Bernie uses a procedure called penile duplex Doppler ultrasound. The patient is injected with an erectogenic agent that induces an erection, and the color duplex Doppler ultrasound enables Bernie to evaluate arterial blood flow in the penis and venous outflow.
"These guys who have already been smoking for 20-plus years, who started in their teens, we're already seeing significant arterial insufficiency and early venous leak," she said. "This is huge, because these are young, healthy guys. Smoking tobacco is already causing significant endothelial damage," which refers to damage to the lining of the blood vessels.
Effects may be reversible
Men who quit smoking may reverse some of the damage, but not completely. If smokers are otherwise healthy and show only early signs of cardiovascular disease, they can improve their erections if they stop smoking, especially if they also get regular aerobic exercise.

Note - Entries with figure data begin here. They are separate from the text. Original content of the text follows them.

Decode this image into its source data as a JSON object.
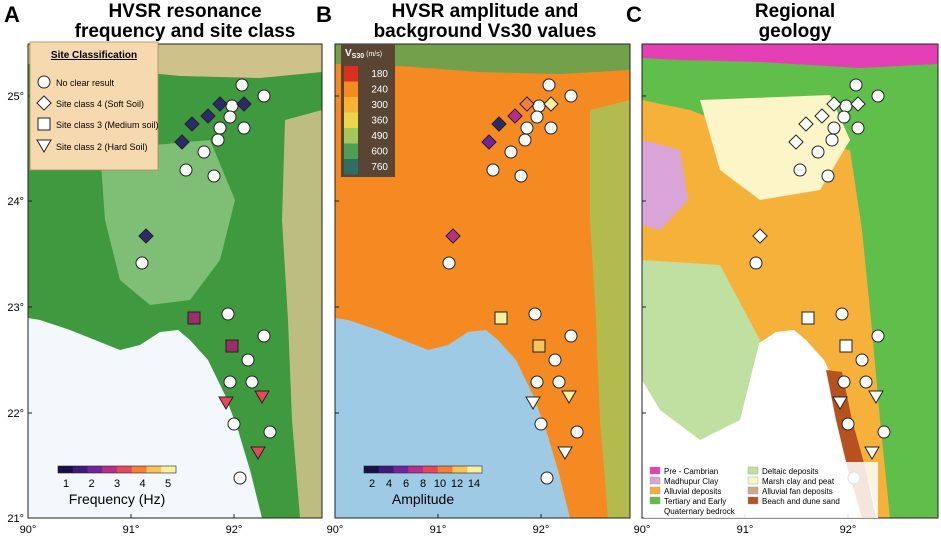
{
  "panels": [
    {
      "letter": "A",
      "title_line1": "HVSR resonance",
      "title_line2": "frequency and site class"
    },
    {
      "letter": "B",
      "title_line1": "HVSR amplitude and",
      "title_line2": "background Vs30 values"
    },
    {
      "letter": "C",
      "title_line1": "Regional",
      "title_line2": "geology"
    }
  ],
  "axes": {
    "lat_labels": [
      "25°",
      "24°",
      "23°",
      "22°",
      "21°"
    ],
    "lon_labels": [
      "90°",
      "91°",
      "92°"
    ]
  },
  "site_legend": {
    "title": "Site Classification",
    "items": [
      {
        "symbol": "circle",
        "label": "No clear result"
      },
      {
        "symbol": "diamond",
        "label": "Site class 4 (Soft Soil)"
      },
      {
        "symbol": "square",
        "label": "Site class 3 (Medium soil)"
      },
      {
        "symbol": "triangle",
        "label": "Site class 2 (Hard Soil)"
      }
    ]
  },
  "frequency_bar": {
    "label": "Frequency (Hz)",
    "ticks": [
      "1",
      "2",
      "3",
      "4",
      "5"
    ],
    "colors": [
      "#1b1046",
      "#3f1a7a",
      "#76229a",
      "#b5308a",
      "#e24a5a",
      "#f47f3a",
      "#f7c35a",
      "#f6f0a0"
    ]
  },
  "amplitude_bar": {
    "label": "Amplitude",
    "ticks": [
      "2",
      "4",
      "6",
      "8",
      "10",
      "12",
      "14"
    ],
    "colors": [
      "#1b1046",
      "#3f1a7a",
      "#76229a",
      "#b5308a",
      "#e24a5a",
      "#f47f3a",
      "#f7c35a",
      "#f6f0a0"
    ]
  },
  "vs30_legend": {
    "title_main": "V",
    "title_sub": "S30",
    "unit": "(m/s)",
    "entries": [
      {
        "value": "180",
        "color": "#d7301f"
      },
      {
        "value": "240",
        "color": "#f58a22"
      },
      {
        "value": "300",
        "color": "#f9b233"
      },
      {
        "value": "360",
        "color": "#e9d64a"
      },
      {
        "value": "490",
        "color": "#a3c75a"
      },
      {
        "value": "600",
        "color": "#4f9e55"
      },
      {
        "value": "760",
        "color": "#2f6f63"
      }
    ]
  },
  "geology_legend": [
    {
      "label": "Pre - Cambrian",
      "color": "#e43fb5"
    },
    {
      "label": "Madhupur Clay",
      "color": "#d9a5d8"
    },
    {
      "label": "Alluvial deposits",
      "color": "#f6b13a"
    },
    {
      "label": "Tertiary and Early",
      "label2": "Quaternary bedrock",
      "color": "#5fbf4a"
    },
    {
      "label": "Deltaic deposits",
      "color": "#bfe0a0"
    },
    {
      "label": "Marsh clay and peat",
      "color": "#fbf5c8"
    },
    {
      "label": "Alluvial fan deposits",
      "color": "#c9a98a"
    },
    {
      "label": "Beach and dune sand",
      "color": "#b5521f"
    }
  ],
  "colors": {
    "terrain_green": "#3f9a3f",
    "terrain_light": "#8fc783",
    "terrain_tan": "#e8c898",
    "sea_a": "#f2f8fb",
    "vs30_orange": "#f58a22",
    "sea_b": "#9ecae6",
    "geo_green": "#5fbf4a",
    "geo_orange": "#f6b13a",
    "geo_sea": "#ffffff",
    "legend_bg": "#f7d9b0"
  }
}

"However, we also know that sometimes the damage that's been done by smoking and other risk factors can actually be permanent," Bajic said.
Najari added there is evidence smoking cessation can be beneficial for erectile function in certain populations, especially younger men with more mild cases of ED. As for older men who have been smoking for decades and have severe ED, there is generally not much improvement with ED when they finally quit.
"That's why it's important to counsel people at a younger age before the long-term effects of smoking add up," Najari said.
More smoking, more damage
Damage from smoking accumulates, meaning the more cigarettes a guy smokes per day and the more years he smokes, the greater the effect on his cardiovascular system, according to Bajic.
Bernie noted men may initially experience mild ED, and the longer they smoke, the severity worsens. However, determining the amount a man has to smoke before it affects erectile function is not an exact science, Najari noted.
"I don't think there's a threshold where you can say that below this threshold, there's no impact, and above this threshold, that's when you start to notice it," Najari said. "The bad news is that any smoking, I think, would have some negative impact. But the good news is that it's dose-related, so even cutting back is going to have a beneficial effect."
Quit smoking or risk ED
While men know smoking is bad for them, understanding the sexual ramifications may provide the motivation needed to quit.
"I think when you generally tell people these things are bad for you, that can make less of an impact than when you tell people these conditions are directly responsible for sexual problems they're having," Najari said. "That can be a better motivator for someone to take more control over their health."
While quitting is great, prevention is best.
"Don't get started," Bernie said. "If you smoke now, stop. Don't let it be 50, 60, 70 years. The longer you have exposure to obesity, high blood pressure, tobacco use, diabetes, the greater the impact to your health and the detriment to your erections."